Bond volvió al piso a las cinco en punto. Evitó una pelea con el capitán Sender, a causa de un whisky largo que se había servido antes de ponerse la terrible capucha, que ya olía a sudor. El capitán Sender había intentado impedirlo y, al fracasar, lo había amenazado con llamar al jefe de Estación y denunciarle por no cumplir sus órdenes.

—Mire, amigo mío —dijo Bond con voz cansina—, soy yo quien va a cometer un asesinato esta noche. No usted. Yo. Así que sea un buen chico y váyase al cuerno, ¿de acuerdo? Cuando esto acabe, puede contarle a Tanqueray todo lo que quiera. ¿Cree usted que me gusta este trabajo? ¿Tener un número con dos ceros y todo eso? Me encantaría que consiguiera que me echaran de la Sección Doble 0, así podría instalarme y hacerme con un agradable nidito de papeles como un oficial normal. ¿Vale?

Bond terminó su whisky, cogió su novela de intriga, cuya trama alcanzaba en ese momento un pésimo clímax, y se tumbó en la cama.

El capitán Sender, con un silencio glacial, se dirigió a la cocina para prepararse, a juzgar por el ruido, su inevitable tacita de té.

Bond sintió como el whisky deshacía los nudos de su estómago. «¿Y ahora qué, Liselotte? ¿Cómo diablos vas a salir de este aprieto?»

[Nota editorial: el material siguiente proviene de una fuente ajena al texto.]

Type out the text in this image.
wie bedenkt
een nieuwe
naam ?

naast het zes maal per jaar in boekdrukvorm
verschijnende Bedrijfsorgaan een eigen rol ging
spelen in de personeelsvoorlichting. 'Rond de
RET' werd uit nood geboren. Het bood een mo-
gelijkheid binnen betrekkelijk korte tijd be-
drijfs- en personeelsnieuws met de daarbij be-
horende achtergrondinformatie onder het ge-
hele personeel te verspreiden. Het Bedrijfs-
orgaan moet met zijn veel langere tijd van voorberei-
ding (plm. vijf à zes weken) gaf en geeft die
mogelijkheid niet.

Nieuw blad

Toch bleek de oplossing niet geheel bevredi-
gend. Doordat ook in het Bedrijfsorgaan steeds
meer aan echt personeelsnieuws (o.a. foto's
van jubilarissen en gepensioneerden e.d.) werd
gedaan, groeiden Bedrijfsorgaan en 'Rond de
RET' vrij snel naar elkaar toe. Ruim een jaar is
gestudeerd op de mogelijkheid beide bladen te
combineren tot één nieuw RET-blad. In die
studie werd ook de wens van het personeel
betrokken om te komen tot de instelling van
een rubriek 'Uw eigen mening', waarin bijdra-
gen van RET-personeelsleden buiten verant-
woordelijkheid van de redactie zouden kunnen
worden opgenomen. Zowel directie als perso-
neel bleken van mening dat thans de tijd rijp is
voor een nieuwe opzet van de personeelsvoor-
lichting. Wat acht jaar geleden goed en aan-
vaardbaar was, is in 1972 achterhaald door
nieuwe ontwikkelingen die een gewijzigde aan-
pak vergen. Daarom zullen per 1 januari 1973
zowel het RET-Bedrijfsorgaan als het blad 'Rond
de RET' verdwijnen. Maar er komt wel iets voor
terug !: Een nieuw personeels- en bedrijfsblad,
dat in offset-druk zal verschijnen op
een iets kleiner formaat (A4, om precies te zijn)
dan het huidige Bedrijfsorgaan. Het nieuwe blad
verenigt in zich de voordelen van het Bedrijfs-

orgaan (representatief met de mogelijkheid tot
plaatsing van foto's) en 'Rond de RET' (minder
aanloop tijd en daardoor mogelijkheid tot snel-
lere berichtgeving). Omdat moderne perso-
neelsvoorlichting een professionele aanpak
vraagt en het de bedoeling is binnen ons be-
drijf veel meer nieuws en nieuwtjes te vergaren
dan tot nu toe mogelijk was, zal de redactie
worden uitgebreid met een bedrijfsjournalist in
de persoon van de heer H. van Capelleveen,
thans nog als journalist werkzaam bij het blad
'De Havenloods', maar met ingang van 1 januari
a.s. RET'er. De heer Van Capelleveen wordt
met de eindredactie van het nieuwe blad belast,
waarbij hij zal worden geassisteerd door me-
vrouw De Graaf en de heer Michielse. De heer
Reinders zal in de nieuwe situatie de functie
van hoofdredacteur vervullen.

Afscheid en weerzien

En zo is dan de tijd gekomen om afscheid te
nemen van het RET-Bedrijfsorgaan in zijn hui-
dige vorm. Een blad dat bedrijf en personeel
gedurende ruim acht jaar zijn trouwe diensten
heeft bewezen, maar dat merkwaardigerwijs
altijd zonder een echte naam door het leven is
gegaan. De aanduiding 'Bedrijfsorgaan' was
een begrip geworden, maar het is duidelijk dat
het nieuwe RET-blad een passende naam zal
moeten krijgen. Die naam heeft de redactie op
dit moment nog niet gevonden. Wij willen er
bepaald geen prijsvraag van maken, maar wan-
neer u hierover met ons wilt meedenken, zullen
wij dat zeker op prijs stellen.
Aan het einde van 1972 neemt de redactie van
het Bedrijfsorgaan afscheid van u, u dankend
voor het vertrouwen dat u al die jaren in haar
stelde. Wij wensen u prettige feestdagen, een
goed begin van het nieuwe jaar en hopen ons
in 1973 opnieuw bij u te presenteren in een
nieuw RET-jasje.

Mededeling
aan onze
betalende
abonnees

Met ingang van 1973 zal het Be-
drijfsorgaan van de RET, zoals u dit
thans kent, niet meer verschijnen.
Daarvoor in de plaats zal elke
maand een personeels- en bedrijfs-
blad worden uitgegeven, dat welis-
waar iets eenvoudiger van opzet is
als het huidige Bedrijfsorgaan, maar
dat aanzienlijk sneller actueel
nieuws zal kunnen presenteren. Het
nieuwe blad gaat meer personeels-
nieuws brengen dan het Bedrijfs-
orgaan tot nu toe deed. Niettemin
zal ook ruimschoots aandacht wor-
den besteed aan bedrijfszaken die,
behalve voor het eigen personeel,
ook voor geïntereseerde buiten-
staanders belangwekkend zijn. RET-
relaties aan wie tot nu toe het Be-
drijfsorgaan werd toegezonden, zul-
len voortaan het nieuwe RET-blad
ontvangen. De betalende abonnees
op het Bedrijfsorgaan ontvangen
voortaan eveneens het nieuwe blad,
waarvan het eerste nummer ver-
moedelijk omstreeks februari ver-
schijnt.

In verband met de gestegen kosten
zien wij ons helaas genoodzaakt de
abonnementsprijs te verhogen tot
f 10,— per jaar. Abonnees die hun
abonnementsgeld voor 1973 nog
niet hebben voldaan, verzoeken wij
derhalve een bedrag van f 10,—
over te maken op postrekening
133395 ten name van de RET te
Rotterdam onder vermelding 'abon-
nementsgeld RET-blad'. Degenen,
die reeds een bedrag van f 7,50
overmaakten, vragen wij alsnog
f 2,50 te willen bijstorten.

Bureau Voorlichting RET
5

Eran exactamente las seis en punto cuando Sender, desde su puesto de observación, empezó a hablar con premura:

—Bond, algo se mueve allá abajo. Ahora ha parado… Espere, no, vuelve a moverse, sin levantar la cabeza. Hay un trozo de pared. El enemigo no puede verlo ahora. Tiene unos arbustos delante de él, unos cuantos metros de arbustos. ¡Dios mío! Los está cruzando. Se mueven. Espero que crean que sólo es el viento. Ya los ha cruzado y se ha tirado al suelo. ¿Alguna reacción?

—No —dijo Bond con tono tenso—. Siga hablando. ¿Está lejos de la frontera?

—Sólo le faltan unos cincuenta metros. —La voz del capitán Sender sonaba ronca por la emoción.— Escombros, algunos a la vista. Después, un buen pedazo de pared pegado a la acera. Tendrá que saltar por encima y entonces posiblemente lo verán. ¡Ahora! Ha recorrido diez metros… y diez más. Se le ha visto claramente. Se ha oscurecido la cara y las manos. ¡Prepárese! De un momento a otro hará el esprint final.